2 - I Sat By The Ocean
Le morceau à plus fort potentiel "single" de l'album : irrésistiblement entraînant, directement accrocheur et véritable démonstration de ce que peut-être un tube qui transpire la classe. Un tube QOTSA-esque, en fait. Clairement le titre le moins surprenant du disque cependant, tant il aurait pu être parachuté sur n'importe lequel de leurs albums depuis (au moins) "Songs For The Deaf".

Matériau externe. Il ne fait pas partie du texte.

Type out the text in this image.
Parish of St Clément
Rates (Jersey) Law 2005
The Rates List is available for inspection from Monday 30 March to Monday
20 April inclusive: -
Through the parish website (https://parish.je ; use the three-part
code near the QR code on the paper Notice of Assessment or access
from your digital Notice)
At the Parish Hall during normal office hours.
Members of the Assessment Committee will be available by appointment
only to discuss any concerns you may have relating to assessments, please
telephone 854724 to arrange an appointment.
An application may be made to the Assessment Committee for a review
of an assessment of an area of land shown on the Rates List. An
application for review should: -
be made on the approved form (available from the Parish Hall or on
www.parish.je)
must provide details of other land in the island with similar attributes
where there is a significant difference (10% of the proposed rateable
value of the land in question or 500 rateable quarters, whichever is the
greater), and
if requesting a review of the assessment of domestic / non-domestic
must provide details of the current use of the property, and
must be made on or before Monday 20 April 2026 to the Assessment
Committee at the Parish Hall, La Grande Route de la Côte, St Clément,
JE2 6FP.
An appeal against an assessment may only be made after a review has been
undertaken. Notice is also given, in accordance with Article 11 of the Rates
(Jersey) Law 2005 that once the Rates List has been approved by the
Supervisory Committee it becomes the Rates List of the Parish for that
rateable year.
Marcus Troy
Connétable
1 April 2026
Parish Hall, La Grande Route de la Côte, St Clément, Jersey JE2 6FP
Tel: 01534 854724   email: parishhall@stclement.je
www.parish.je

3 - The Vampyre Of Time And Memory
Sortant nettement de sa zone de confort, le groupe commence à faire la part belle aux notes diffuses de piano, dans une ambiance quasi-dépressive où les silences parlent. Réussite mélodique probante, entre le slow crapoteux et la (magnifique) complainte électrique, "The Vampyre Of time and Memory" fait partie des morceaux qui marqueront au fer rouge la spécificité de cet album.

4 - If I Had A Tail
Voulu plus groovy et détaché, "If I Had a Tail" est un titre à mon sens un peu plus anonyme et second degré que ses comparses. Il s'en dégage quand même une esthétique subtilement nébuleuse qui distille la mélancolie par petites touches.

5 - My God Is The Sun
Première vraie décharge énergique du disque, ce titre sera une respiration pour celles et ceux qui goûteront moins aux ballades cafardeuses qui l'entourent. Mais si la rythmique s'emballe, "My God Is The Sun" ne dépareille pas pour autant de la logique artistique d'ensemble, où une tension sourde règne constamment.

6 - Kalopsia
Ballade psychédélique et contrastée, "Kalopsia" abat une nouvelle carte : celle d'un groupe qui n'a pas peur d'aller sur un terrain vaporeux où Josh Homme semble comme étourdi, avant de laisser éclater des refrains plus frontaux et engageants.

7 - Fairweather Friends
Un titre court mais dense qui multiplie les orientations mélodiques et alterne les niveaux d'épaisseur sonore en un temps record. Pas le morceau le plus marquant de l'album mais un titre solide et efficace.

8 - Smooth Sailing
Curiosité du disque, "Smooth Sailing" vient danser sur les terres d'un Prince dopé aux amphétamines. Le résultat est énorme : à la fois sensuel et chargé d'aspérités. Et pour couronner le tout, le morceau contient la partie la plus "Headbanging" du disque : un riff de guitare destructeur aux dissonances jouissives. Une vraie leçon de groove, à faire pâlir Muse et son piteux "Supermassive Black Hole".

9 - I Appear Missing
Dans la veine du morceau introductif, QOTSA nous replonge tout droit dans ses noirs tourments, avec une science de l'émotion et une maîtrise mélodique admirables. Une merveille angoissée, profondément touchante, portée par la voix d'un Josh Homme plus versatile que jamais.

10 - Like Clockwork
Quelques notes de piano, une voix fragile que des notes aiguës sur le fil du rasoir n'effraient toutefois pas, où viendront se greffer des guitares qui semblent au bord des larmes. L'aboutissement d'un album sincère et frémissant, dont l'extrême noirceur ne le rend jamais opaque ou inaccessible. Au contraire, il ne s'en révèle que plus bouleversant et courageux, parce qu'il accepte et revendique même sa vulnérabilité. De la part d'un groupe de "durs" dont certains attendent même le retour stoner - comme certains ont attendu jusqu'au bout le retour de Silverchair dans des sphères Grunge - QOTSA a pris le virage qui n'était pas le plus simple, ni le plus indiqué. Mais c'est certainement le plus passionnant, du coup.